You might be able to learn German in 3 intensive months if you’re really gifted with language, but not Chinese. The spoken mandarin is hard enough as it is with tones and stuff, and they do matter.

Written chinese is even harder to learn. Not only learning characters but reading and writing is pretty much a separate skill. Reading is being able to recognize characters but writing means being able to draw them correctly because many characters will look wrong unless written in one specific way.

Yes. I know. And I feel like this topic is getting a bit… well… off topic. So just to quickly reiterate:

  1. I am not under the impression that I will be able to learn Chinese in 3 months
  2. I have taken Chinese in the past so I know what I am getting myself into
  3. I just want to arrive in advance prior to the beginning of my uni program to kind of ease myself into living in Taipei again (language, weather, etc.)
  4. I really just wanted to ask about your experiences or thoughts about the 3-4 month long Chinese intensive courses that are offered via NTU, NTNU and NCCU (which one would you recommend)
  5. I was hoping to hear some input regarding graduate courses offered in Taipei
    I hope this will make better sense now :blush:

[quote=“Taiwan Luthiers”]You might be able to learn German in 3 intensive months if you’re really gifted with language, but not Chinese. The spoken Mandarin is hard enough as it is with tones and stuff, and they do matter.

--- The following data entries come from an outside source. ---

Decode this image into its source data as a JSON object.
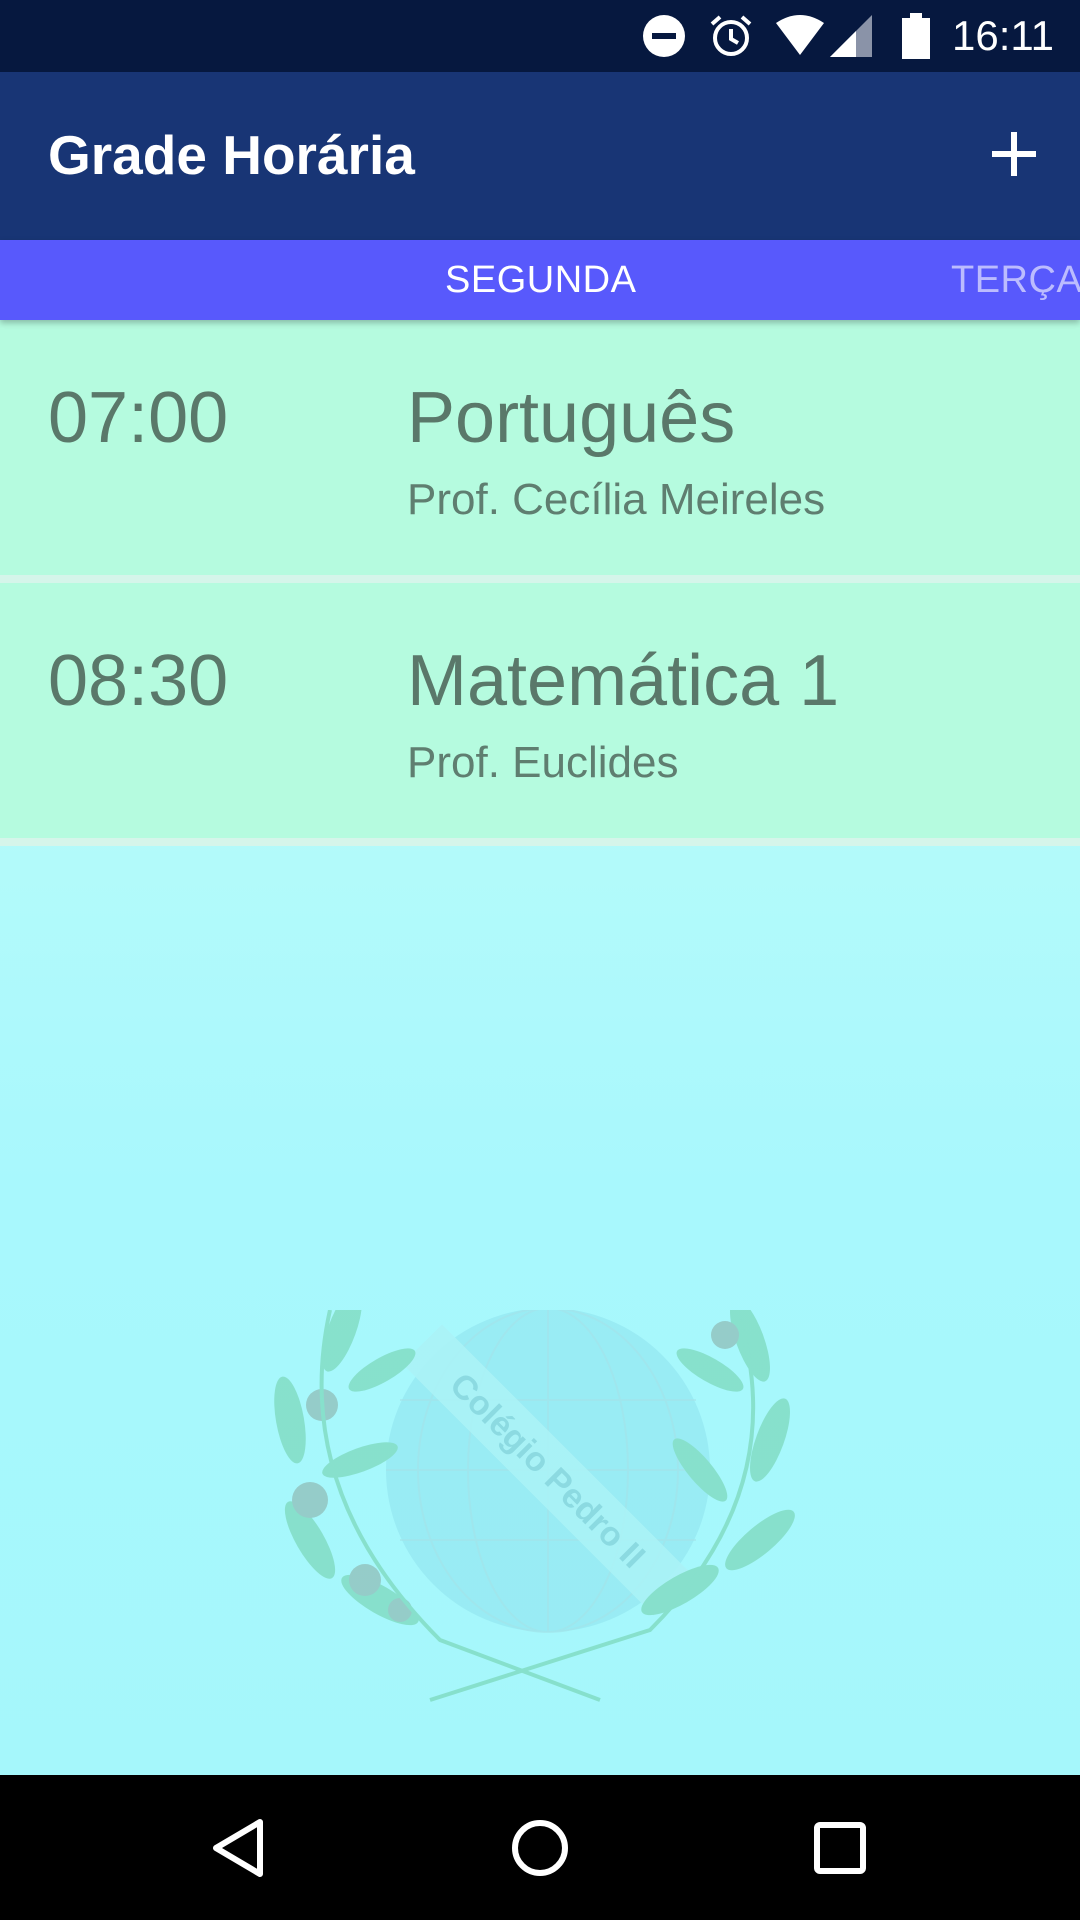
{
  "status_bar": {
    "time": "16:11",
    "icons": [
      "do-not-disturb-icon",
      "alarm-icon",
      "wifi-icon",
      "cell-signal-icon",
      "battery-icon"
    ]
  },
  "app_bar": {
    "title": "Grade Horária",
    "add_icon": "plus-icon"
  },
  "tabs": [
    {
      "label": "SEGUNDA",
      "active": true
    },
    {
      "label": "TERÇA",
      "active": false
    }
  ],
  "entries": [
    {
      "time": "07:00",
      "subject": "Português",
      "teacher": "Prof. Cecília Meireles"
    },
    {
      "time": "08:30",
      "subject": "Matemática 1",
      "teacher": "Prof. Euclides"
    }
  ],
  "watermark": {
    "text": "Colégio Pedro II"
  },
  "nav_bar": {
    "icons": [
      "back-icon",
      "home-icon",
      "recents-icon"
    ]
  },
  "colors": {
    "status_bar": "#06183f",
    "app_bar": "#183575",
    "tab_bar": "#5859fc",
    "entry_background": "#b5fbdf",
    "content_background": "#a9fafc",
    "text_secondary": "#5a786a"
  }
}
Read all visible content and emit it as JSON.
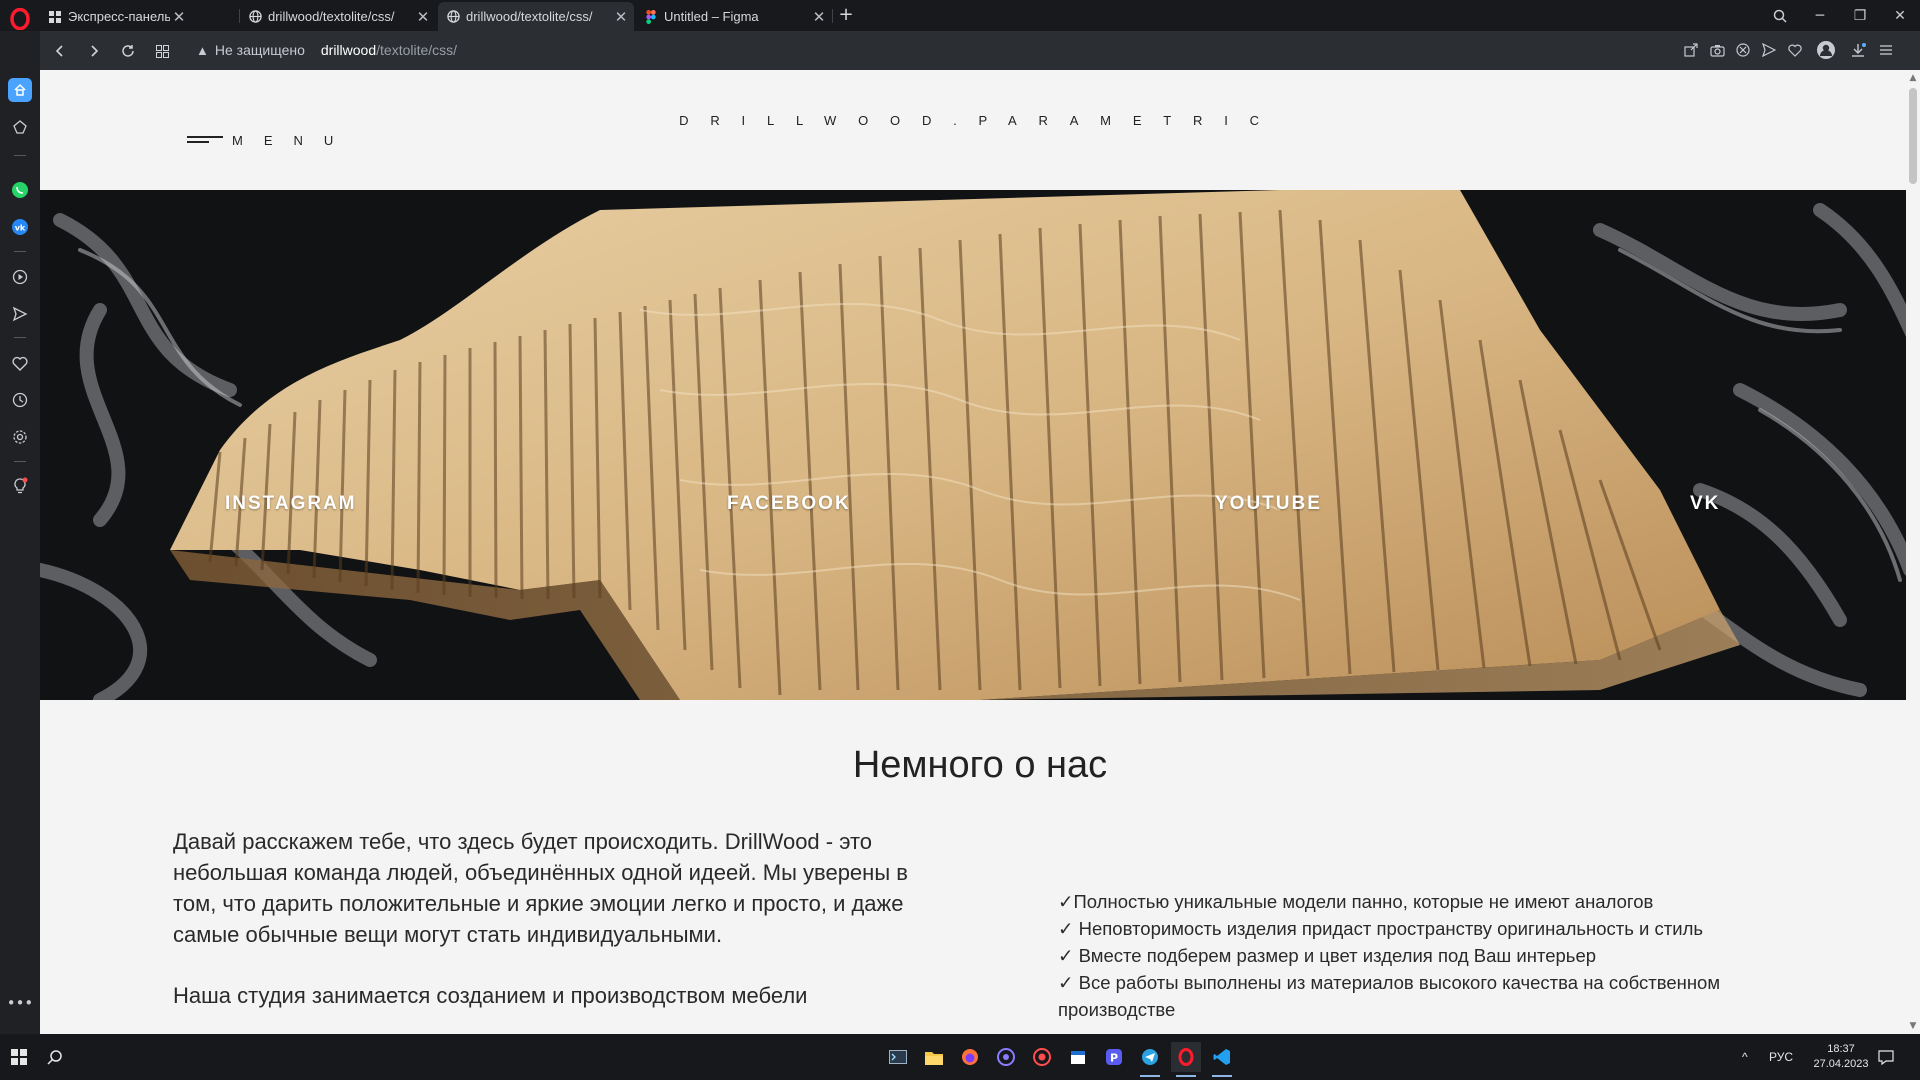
{
  "browser": {
    "tabs": [
      {
        "title": "Экспресс-панель",
        "icon": "grid-icon"
      },
      {
        "title": "drillwood/textolite/css/",
        "icon": "globe-icon"
      },
      {
        "title": "drillwood/textolite/css/",
        "icon": "globe-icon",
        "active": true
      },
      {
        "title": "Untitled – Figma",
        "icon": "figma-icon"
      }
    ],
    "security_label": "Не защищено",
    "url_host": "drillwood",
    "url_path": "/textolite/css/"
  },
  "site": {
    "menu_label": "MENU",
    "brand": "DRILLWOOD.PARAMETRIC",
    "social": [
      "INSTAGRAM",
      "FACEBOOK",
      "YOUTUBE",
      "VK"
    ],
    "about_title": "Немного о нас",
    "about_paragraphs": [
      "Давай расскажем тебе, что здесь будет происходить. DrillWood - это небольшая команда людей, объединённых одной идеей. Мы уверены в том, что дарить положительные и яркие эмоции легко и просто, и даже самые обычные вещи могут стать индивидуальными.",
      "Наша студия занимается созданием и производством мебели"
    ],
    "features": [
      "✓Полностью уникальные модели панно, которые не имеют аналогов",
      "✓ Неповторимость изделия придаст пространству оригинальность и стиль",
      "✓ Вместе подберем размер и цвет изделия под Ваш интерьер",
      "✓ Все работы выполнены из материалов высокого качества на собственном производстве"
    ]
  },
  "taskbar": {
    "language": "РУС",
    "time": "18:37",
    "date": "27.04.2023"
  }
}
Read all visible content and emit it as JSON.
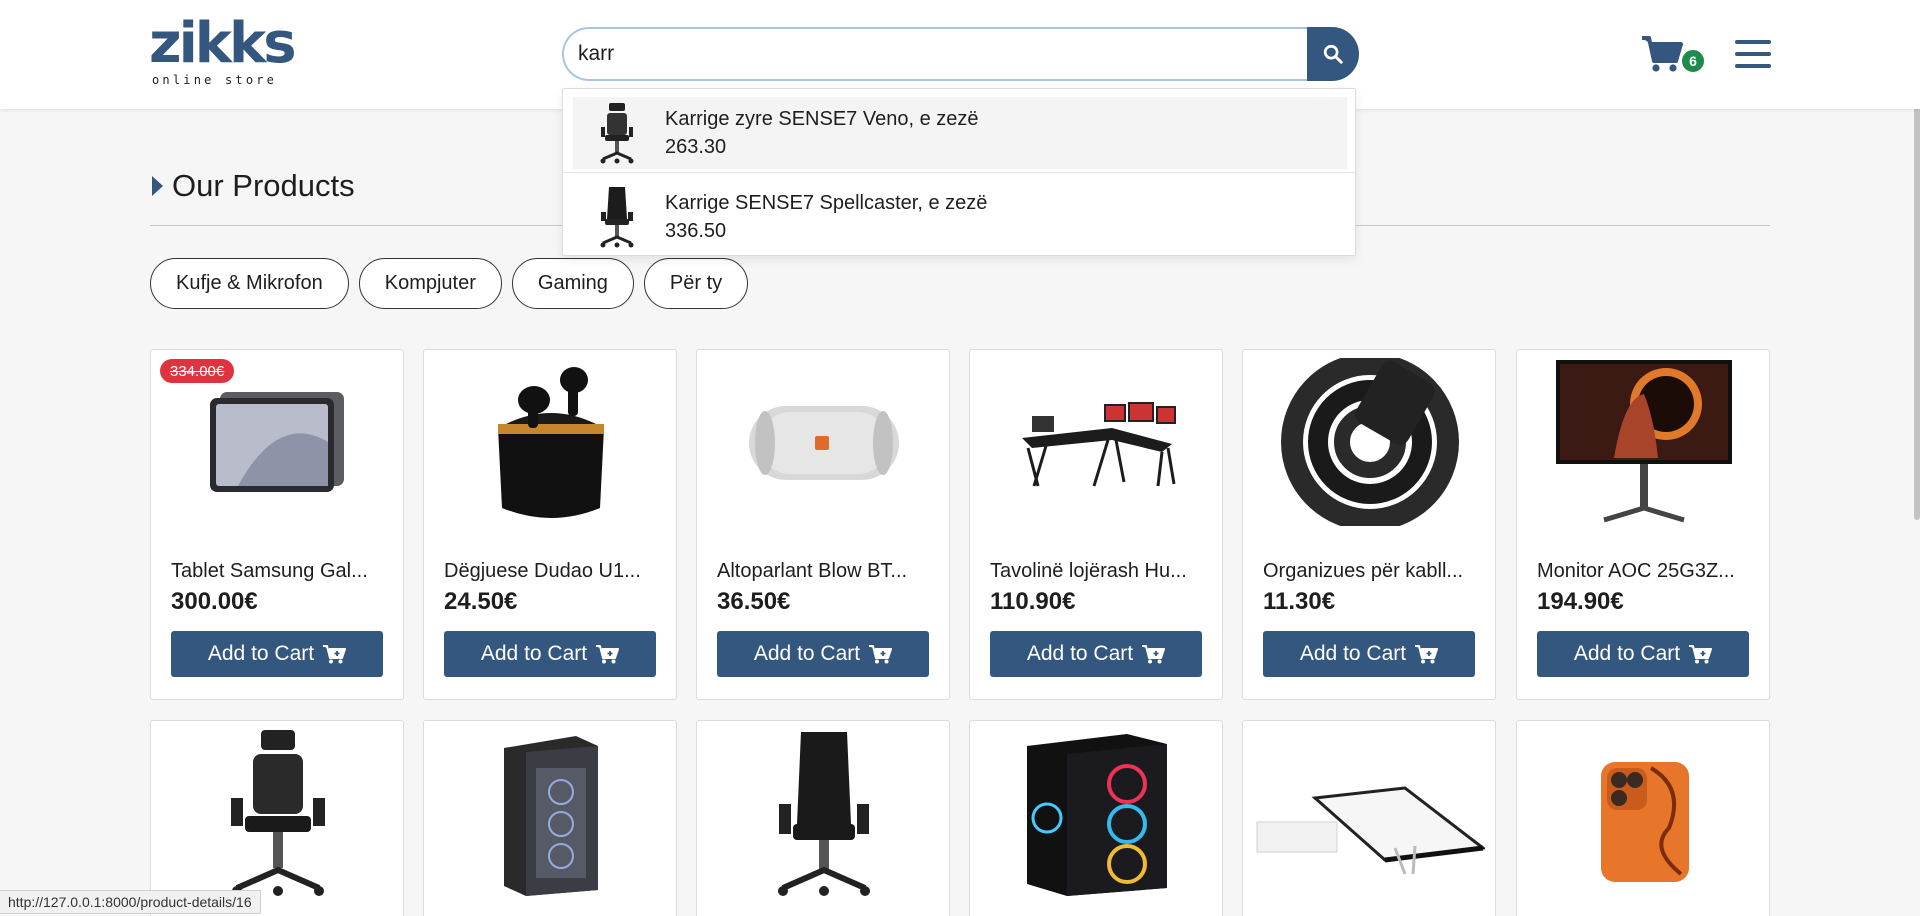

Written chinese is even harder to learn. Not only learning characters but reading and writing is pretty much a separate skill. Reading is being able to recognize characters but writing means being able to draw them correctly because many characters will look wrong unless written in one specific way.[/quote]

If you had an input-based intensive speaking course for 3 months x 2 hours a day, you would be very functional in Chinese. No giftedness needed.

And no one really needs to learn to draw characters, as you put it. Even native speakers write virtually everything on computers or using cell phones for lookup. The only time most foreigners need to write characters by hand is to take tests testing their ability to write characters by hand, in language school.